“When women come together to demand change, change happens.”
These are Dr. Svati Shah’s words at the Miss America 2020 pageant. She encouraged the watching audience that although cardiovascular disease and strokes take the lives of women more than every cancer combined, the answer, Dr. Shah believes, is in more than the usual advice of eating better and exercising more. The change comes from encouraging more women to pursue science and medical careers and making sure women are heavily involved in medical research.
Dr. Shah is living proof that women can have it all as a mother, researcher, doctor, and associate dean at Duke University’s School of Medicine. She is also an active volunteer for the American Heart Association. Dr Svati has spent all of her adult life studying preventable diseases and specifically genetic epidemiology. Dr. Shah is also the mother to two little boys with a rare disease diagnosis. But before that, she was a young high school senior applying for college.
Svati Shah barely made the application deadline to attend John Hopkins University. Afterwards, she went to Medical School and worked so hard that she was able to get into her top medical residency at Harvard. Dr. Shah was interested in preventable diseases because her own parents, who came to the US from India with $8 in their pocket, had family members who had died of preventable diseases.
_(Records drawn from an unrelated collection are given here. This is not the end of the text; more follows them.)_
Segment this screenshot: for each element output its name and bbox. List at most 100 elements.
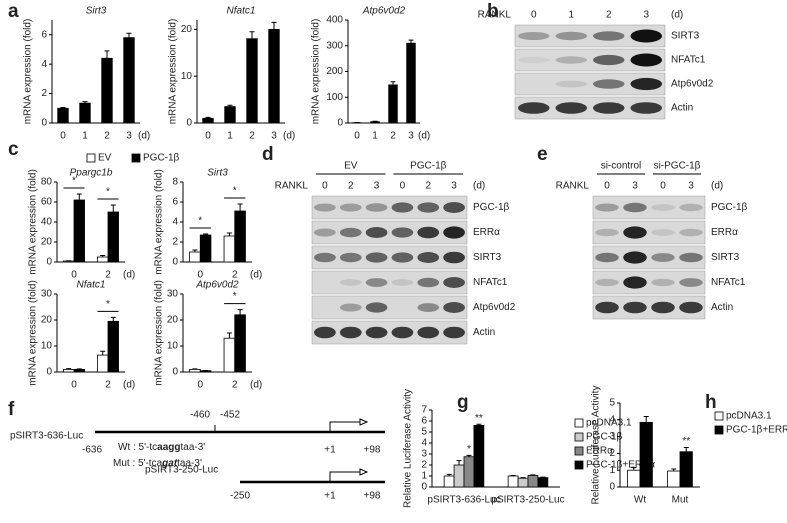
lane-label: 3: [643, 10, 649, 21]
band: [623, 276, 647, 289]
band: [679, 301, 703, 314]
y-tick-label: 20: [41, 237, 53, 248]
protein-label: Actin: [473, 327, 495, 338]
group-label: PGC-1β: [410, 161, 447, 172]
treatment-label: RANKL: [275, 181, 309, 192]
position-label: +98: [364, 445, 381, 456]
bar: [107, 320, 119, 373]
band: [651, 278, 675, 287]
blot-strip: [592, 220, 706, 245]
bar: [189, 251, 201, 263]
y-tick-label: 0: [46, 367, 52, 378]
blot-strip: [311, 245, 468, 270]
band: [365, 203, 388, 212]
y-tick-label: 10: [181, 71, 193, 82]
band: [651, 229, 675, 236]
y-tick-label: 0: [172, 257, 178, 268]
band: [339, 326, 362, 339]
y-tick-label: 0: [186, 118, 192, 129]
legend-swatch: [574, 432, 584, 442]
lane-label: 3: [451, 181, 457, 192]
band: [679, 252, 703, 263]
bar: [639, 421, 653, 488]
y-tick-label: 5: [609, 398, 615, 409]
band: [443, 326, 465, 339]
protein-label: ERRα: [711, 227, 738, 238]
panel-label: d: [262, 144, 274, 165]
y-tick-label: 0: [337, 118, 343, 129]
y-axis-label: mRNA expression (fold): [28, 280, 39, 386]
band: [339, 303, 362, 312]
lane-label: 0: [531, 10, 537, 21]
band: [555, 102, 587, 114]
chart-title: Sirt3: [86, 6, 107, 17]
error-bar: [466, 454, 472, 457]
lane-label: 1: [568, 10, 574, 21]
x-tick-label: 2: [105, 380, 111, 391]
error-bar: [76, 193, 82, 200]
error-bar: [205, 116, 211, 119]
panel-label: g: [457, 392, 469, 413]
bar: [463, 456, 475, 488]
error-bar: [110, 316, 116, 322]
protein-label: NFATc1: [711, 277, 746, 288]
legend-label: pcDNA3.1: [726, 411, 772, 422]
group-label: si-control: [601, 161, 642, 172]
x-tick-label: 1: [227, 131, 233, 142]
x-tick-label: Wt: [634, 495, 646, 506]
bar: [370, 121, 380, 124]
band: [443, 226, 465, 239]
x-tick-label: 0: [71, 380, 77, 391]
lane-label: 2: [425, 181, 431, 192]
error-bar: [192, 249, 198, 252]
y-tick-label: 100: [326, 92, 343, 103]
chart-title: Atp6v0d2: [195, 280, 239, 291]
band: [314, 203, 336, 212]
error-bar: [66, 368, 72, 370]
y-tick-label: 20: [181, 24, 193, 35]
error-bar: [530, 474, 536, 476]
legend-label: PGC-1β: [586, 432, 623, 443]
blot-strip: [311, 295, 468, 320]
blot-strip: [592, 245, 706, 270]
x-tick-label: 3: [408, 131, 414, 142]
arrow-head: [359, 418, 369, 426]
position-label: -460: [190, 410, 210, 421]
x-tick-label: 2: [105, 270, 111, 281]
panel-label: a: [8, 1, 19, 22]
legend-label: PGC-1β+ERRα: [726, 425, 787, 436]
y-axis-label: Relative Luciferase Activity: [403, 389, 414, 508]
blot-strip: [514, 72, 666, 96]
band: [417, 252, 440, 263]
panel-label: e: [537, 144, 548, 165]
error-bar: [408, 39, 414, 44]
bar: [268, 28, 280, 124]
band: [595, 252, 619, 263]
legend-label: PGC-1β: [143, 153, 180, 164]
lane-label: 3: [632, 181, 638, 192]
y-axis-label: mRNA expression (fold): [154, 169, 165, 275]
lane-label: 0: [604, 181, 610, 192]
blot-strip: [514, 96, 666, 120]
band: [630, 29, 662, 43]
y-tick-label: 60: [41, 197, 53, 208]
error-bar: [227, 104, 233, 107]
y-tick-label: 1: [421, 471, 427, 482]
panel-label: c: [8, 139, 19, 160]
error-bar: [671, 468, 677, 472]
panel-label: h: [705, 392, 717, 413]
band: [443, 302, 465, 313]
legend-label: EV: [98, 153, 112, 164]
bar: [679, 451, 693, 488]
y-tick-label: 2: [41, 88, 47, 99]
x-unit: (d): [138, 131, 150, 142]
y-tick-label: 0: [609, 482, 615, 493]
band: [651, 301, 675, 314]
y-tick-label: 0: [172, 367, 178, 378]
x-tick-label: 2: [232, 380, 238, 391]
y-tick-label: 2: [172, 237, 178, 248]
protein-label: NFATc1: [473, 277, 508, 288]
bar: [101, 57, 113, 124]
y-tick-label: 0: [46, 257, 52, 268]
protein-label: Atp6v0d2: [473, 302, 516, 313]
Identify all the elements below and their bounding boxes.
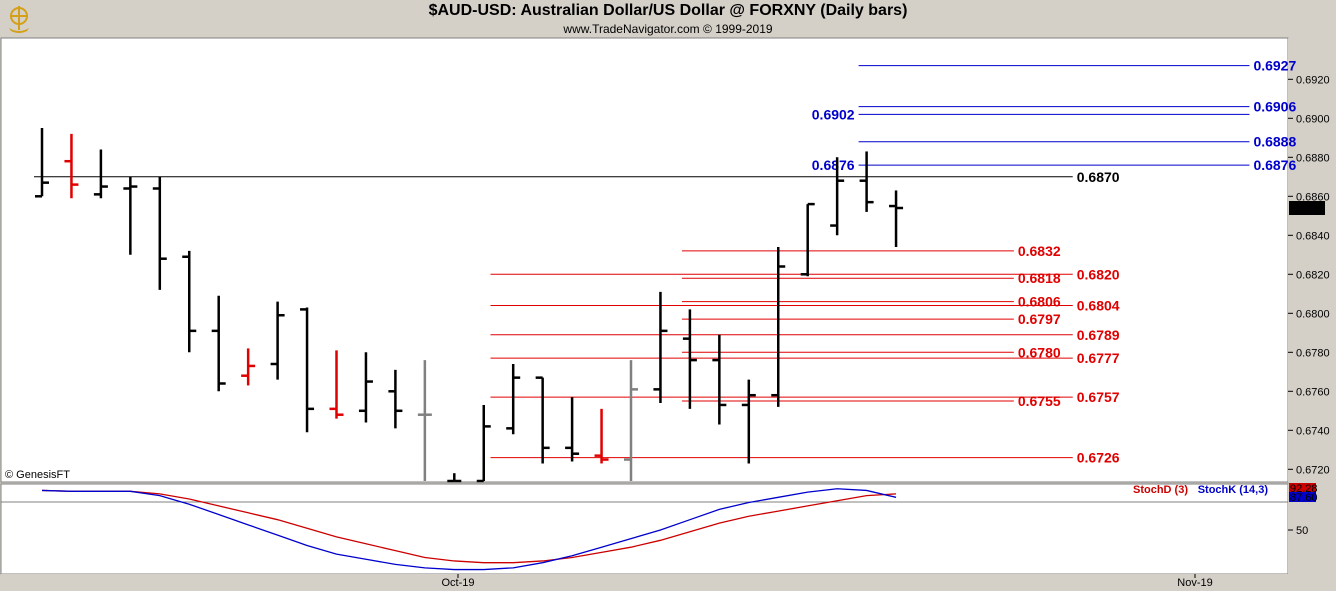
level-label: 0.6789 [1077, 327, 1120, 343]
ohlc-bar [682, 309, 697, 409]
level-label: 0.6870 [1077, 169, 1120, 185]
level-label: 0.6757 [1077, 389, 1120, 405]
stoch-series-line [41, 488, 897, 571]
level-label: 0.6726 [1077, 450, 1120, 466]
level-label: 0.6927 [1253, 58, 1296, 74]
date-axis-panel [1, 574, 1335, 591]
level-label: 0.6876 [812, 157, 855, 173]
stoch-series-line [41, 489, 897, 564]
level-label: 0.6804 [1077, 298, 1120, 314]
ohlc-bar [800, 202, 815, 277]
ohlc-bar [476, 404, 491, 483]
price-tick-label: 0.6900 [1296, 113, 1330, 125]
price-tick-label: 0.6760 [1296, 386, 1330, 398]
ohlc-bar [771, 247, 786, 407]
level-label: 0.6806 [1018, 294, 1061, 310]
ohlc-bar [712, 334, 727, 425]
ohlc-bar [388, 369, 403, 429]
stoch-d-legend: StochD (3) [1133, 484, 1188, 496]
ohlc-bar [624, 360, 638, 481]
ohlc-bar [859, 151, 874, 212]
stoch-panel [0, 483, 1289, 575]
date-tick-label: Oct-19 [441, 577, 474, 589]
ohlc-bar [329, 350, 344, 419]
level-label: 0.6780 [1018, 344, 1061, 360]
price-tick-label: 0.6740 [1296, 425, 1330, 437]
price-tick-label: 0.6820 [1296, 269, 1330, 281]
ohlc-bar [358, 352, 373, 423]
chart-header: $AUD-USD: Australian Dollar/US Dollar @ … [0, 0, 1336, 40]
ohlc-bar [506, 364, 521, 435]
price-bars [35, 128, 904, 483]
ohlc-bar [123, 176, 138, 255]
ohlc-bar [594, 408, 609, 464]
level-label: 0.6818 [1018, 270, 1061, 286]
price-tick-label: 0.6880 [1296, 152, 1330, 164]
ohlc-bar [211, 295, 226, 392]
price-tick-label: 0.6860 [1296, 191, 1330, 203]
ohlc-bar [653, 291, 668, 403]
price-axis-panel [1288, 38, 1335, 482]
ohlc-bar [152, 176, 167, 290]
ohlc-bar [300, 307, 315, 433]
ohlc-bar [182, 250, 197, 353]
ohlc-bar [741, 379, 756, 464]
chart-subtitle: www.TradeNavigator.com © 1999-2019 [563, 22, 773, 36]
ohlc-bar [447, 473, 462, 483]
stoch-value-tag [1289, 492, 1316, 502]
ohlc-bar [830, 157, 845, 236]
price-tick-label: 0.6720 [1296, 464, 1330, 476]
ohlc-bar [93, 149, 108, 199]
ohlc-bar [535, 376, 550, 464]
chart-title: $AUD-USD: Australian Dollar/US Dollar @ … [428, 2, 908, 19]
ohlc-bar [417, 360, 432, 481]
ohlc-bar [241, 348, 256, 386]
price-tick-label: 0.6800 [1296, 308, 1330, 320]
stoch-tick-label: 50 [1296, 525, 1308, 537]
stoch-value-tag [1289, 483, 1316, 493]
level-label: 0.6797 [1018, 311, 1061, 327]
ohlc-bar [64, 133, 79, 199]
price-tick-label: 0.6780 [1296, 347, 1330, 359]
ohlc-bar [889, 190, 904, 247]
price-panel [0, 37, 1289, 483]
stoch-k-legend: StochK (14,3) [1198, 484, 1269, 496]
level-label: 0.6902 [812, 106, 855, 122]
level-label: 0.6777 [1077, 350, 1120, 366]
date-tick-label: Nov-19 [1177, 577, 1212, 589]
price-axis: 0.6920 0.6900 0.6880 0.6860 0.6840 0.6820 0.68… [1288, 74, 1330, 476]
price-tick-label: 0.6840 [1296, 230, 1330, 242]
ohlc-bar [35, 128, 49, 198]
level-lines: 0.6927 0.6906 0.6902 0.6888 0.6876 0.6876 0.68… [34, 58, 1296, 466]
level-label: 0.6755 [1018, 393, 1061, 409]
level-label: 0.6888 [1253, 134, 1296, 150]
level-label: 0.6832 [1018, 243, 1061, 259]
date-axis: Oct-19 Nov-19 [441, 574, 1213, 589]
level-label: 0.6906 [1253, 99, 1296, 115]
stoch-value-label: 87.60 [1290, 492, 1318, 504]
level-label: 0.6876 [1253, 157, 1296, 173]
ohlc-bar [565, 397, 580, 462]
last-price-tag [1289, 201, 1325, 215]
price-tick-label: 0.6920 [1296, 74, 1330, 86]
gold-ship-wheel-icon [4, 4, 34, 34]
ohlc-bar [270, 301, 285, 380]
level-label: 0.6820 [1077, 266, 1120, 282]
last-price-label: 0.6854 [1291, 203, 1325, 215]
watermark: © GenesisFT [5, 469, 70, 481]
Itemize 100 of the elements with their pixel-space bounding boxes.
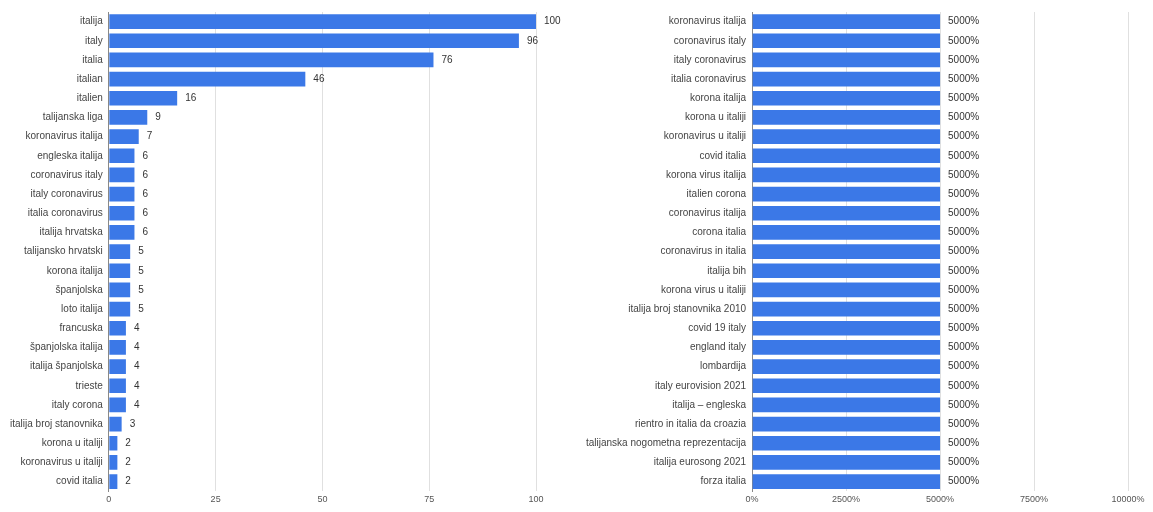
bar bbox=[109, 416, 122, 432]
x-tick-label: 0% bbox=[745, 494, 759, 505]
y-tick-label: loto italija bbox=[61, 302, 104, 314]
x-tick-label: 0 bbox=[106, 494, 112, 505]
y-tick-label: španjolska bbox=[55, 283, 104, 295]
data-label: 5000% bbox=[948, 72, 980, 84]
y-tick-label: italy eurovision 2021 bbox=[654, 379, 747, 391]
data-label: 5000% bbox=[948, 475, 980, 487]
bar bbox=[109, 282, 131, 298]
data-label: 5000% bbox=[948, 226, 980, 238]
x-tick-label: 7500% bbox=[1020, 494, 1049, 505]
bar bbox=[109, 14, 536, 29]
data-label: 5000% bbox=[948, 264, 980, 276]
y-tick-label: talijanska liga bbox=[42, 111, 104, 123]
bar bbox=[109, 244, 131, 259]
bar bbox=[109, 205, 135, 221]
y-tick-label: italija španjolska bbox=[30, 360, 104, 372]
y-tick-label: italy coronavirus bbox=[673, 53, 747, 65]
data-label: 2 bbox=[125, 456, 132, 468]
y-tick-label: španjolska italija bbox=[30, 341, 104, 353]
data-label: 4 bbox=[133, 322, 140, 334]
data-label: 5000% bbox=[948, 149, 980, 161]
x-tick-label: 2500% bbox=[832, 494, 861, 505]
data-label: 5000% bbox=[948, 92, 980, 104]
data-label: 5000% bbox=[948, 207, 980, 219]
data-label: 5 bbox=[138, 283, 145, 295]
data-label: 3 bbox=[129, 417, 136, 429]
x-tick-label: 50 bbox=[317, 494, 328, 505]
bar bbox=[109, 167, 135, 183]
y-tick-label: korona u italiji bbox=[684, 111, 747, 123]
y-tick-label: italija bbox=[80, 15, 104, 27]
bar bbox=[109, 71, 306, 87]
data-label: 5000% bbox=[948, 111, 980, 123]
bar bbox=[109, 340, 126, 355]
y-tick-label: italy corona bbox=[51, 398, 104, 410]
y-tick-label: engleska italija bbox=[37, 149, 104, 161]
bar bbox=[109, 301, 131, 317]
data-label: 5000% bbox=[948, 456, 980, 468]
y-tick-label: korona italija bbox=[46, 264, 104, 276]
bar bbox=[109, 129, 139, 144]
y-tick-label: forza italia bbox=[700, 475, 747, 487]
y-tick-label: talijansko hrvatski bbox=[23, 245, 103, 257]
bar bbox=[109, 52, 434, 68]
y-tick-label: lombardija bbox=[699, 360, 747, 372]
y-tick-label: korona virus italija bbox=[666, 168, 747, 180]
data-label: 6 bbox=[142, 149, 149, 161]
y-tick-label: talijanska nogometna reprezentacija bbox=[585, 437, 747, 449]
data-label: 5000% bbox=[948, 130, 980, 142]
y-tick-label: italija – engleska bbox=[672, 398, 747, 410]
x-tick-label: 5000% bbox=[926, 494, 955, 505]
bar bbox=[109, 397, 126, 413]
y-tick-label: italija broj stanovnika 2010 bbox=[628, 302, 747, 314]
y-tick-label: italy bbox=[85, 34, 103, 46]
y-tick-label: italien corona bbox=[686, 187, 747, 199]
y-tick-label: korona italija bbox=[689, 92, 747, 104]
bar bbox=[109, 435, 118, 451]
bar bbox=[109, 33, 519, 49]
y-tick-label: covid 19 italy bbox=[688, 322, 747, 334]
data-label: 2 bbox=[125, 437, 132, 449]
data-label: 4 bbox=[133, 360, 140, 372]
y-tick-label: italija eurosong 2021 bbox=[653, 456, 747, 468]
data-label: 6 bbox=[142, 187, 149, 199]
x-tick-label: 25 bbox=[210, 494, 221, 505]
data-label: 2 bbox=[125, 475, 132, 487]
data-label: 5000% bbox=[948, 187, 980, 199]
data-label: 5000% bbox=[948, 53, 980, 65]
y-tick-label: coronavirus italy bbox=[673, 34, 747, 46]
y-tick-label: italia coronavirus bbox=[27, 207, 103, 219]
data-label: 5000% bbox=[948, 245, 980, 257]
bar bbox=[109, 378, 126, 394]
data-label: 4 bbox=[133, 398, 140, 410]
data-label: 4 bbox=[133, 341, 140, 353]
y-tick-label: coronavirus italija bbox=[668, 207, 747, 219]
data-label: 4 bbox=[133, 379, 140, 391]
data-label: 5000% bbox=[948, 398, 980, 410]
data-label: 6 bbox=[142, 226, 149, 238]
y-tick-label: italija broj stanovnika bbox=[10, 417, 104, 429]
y-tick-label: trieste bbox=[75, 379, 104, 391]
bar bbox=[109, 474, 118, 489]
y-tick-label: italia bbox=[82, 53, 104, 65]
bar bbox=[109, 225, 135, 240]
bar bbox=[109, 320, 126, 336]
data-label: 5000% bbox=[948, 168, 980, 180]
data-label: 9 bbox=[155, 111, 162, 123]
bar bbox=[109, 148, 135, 164]
data-label: 16 bbox=[185, 92, 197, 104]
bar bbox=[109, 186, 135, 202]
data-label: 6 bbox=[142, 168, 149, 180]
data-label: 5 bbox=[138, 302, 145, 314]
y-tick-label: francuska bbox=[59, 322, 104, 334]
x-tick-label: 75 bbox=[424, 494, 435, 505]
data-label: 46 bbox=[313, 72, 325, 84]
y-tick-label: italy coronavirus bbox=[30, 187, 103, 199]
x-tick-label: 10000% bbox=[1111, 494, 1145, 505]
data-label: 5 bbox=[138, 245, 145, 257]
data-label: 5000% bbox=[948, 379, 980, 391]
y-tick-label: korona u italiji bbox=[41, 437, 103, 449]
bar bbox=[109, 110, 148, 125]
y-tick-label: korona virus u italiji bbox=[661, 283, 747, 295]
data-label: 5 bbox=[138, 264, 145, 276]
For example, her mother had five siblings who died of conditions that could have been cured with antibiotics. Svati even had uncles, aunts, and grandparents who suffered from simple diseases such as fever, cataracts that caused blindness, or diseases that could have been treated with antibiotics.
While at Harvard, Dr. Shah decided to focus on cardiology because it allowed her to interact with patients, do procedures in the lab, and also complete research. She decided to focus on genetic epidemiology with the help of a cardiologist mentor at the University.
Genetic epidemiology focuses on how a person could be genetically predisposed to diseases. Dr. Shah also joined the Center for Human Genetics at Duke University where she did her fellowship. She spent time participating in studies to determine what genes cause early onset of heart disease, examining 1,000 families.
During this time, Dr. Shah met her husband Patrick Hranitzky, who was another cardiologist at Duke University. They had two sons together.
When their oldest son was five years old, he had a serious gastrointestinal bleed and was put in the hospital for it. It took months but doctors eventually discovered the cause: a rare disease called factor VII deficiency. This rare disease causes lack of a protein that is needed for blood to clot. Her younger son Kellan was screened and has the disease as well.
About 1 in 40 people have rare diseases and one way to fight them is the very thing Dr. Shah has spent years studying: genomics. In fact, Dr. Shah was recently named as the director of Duke University’s Precision Genomics Collaboratory.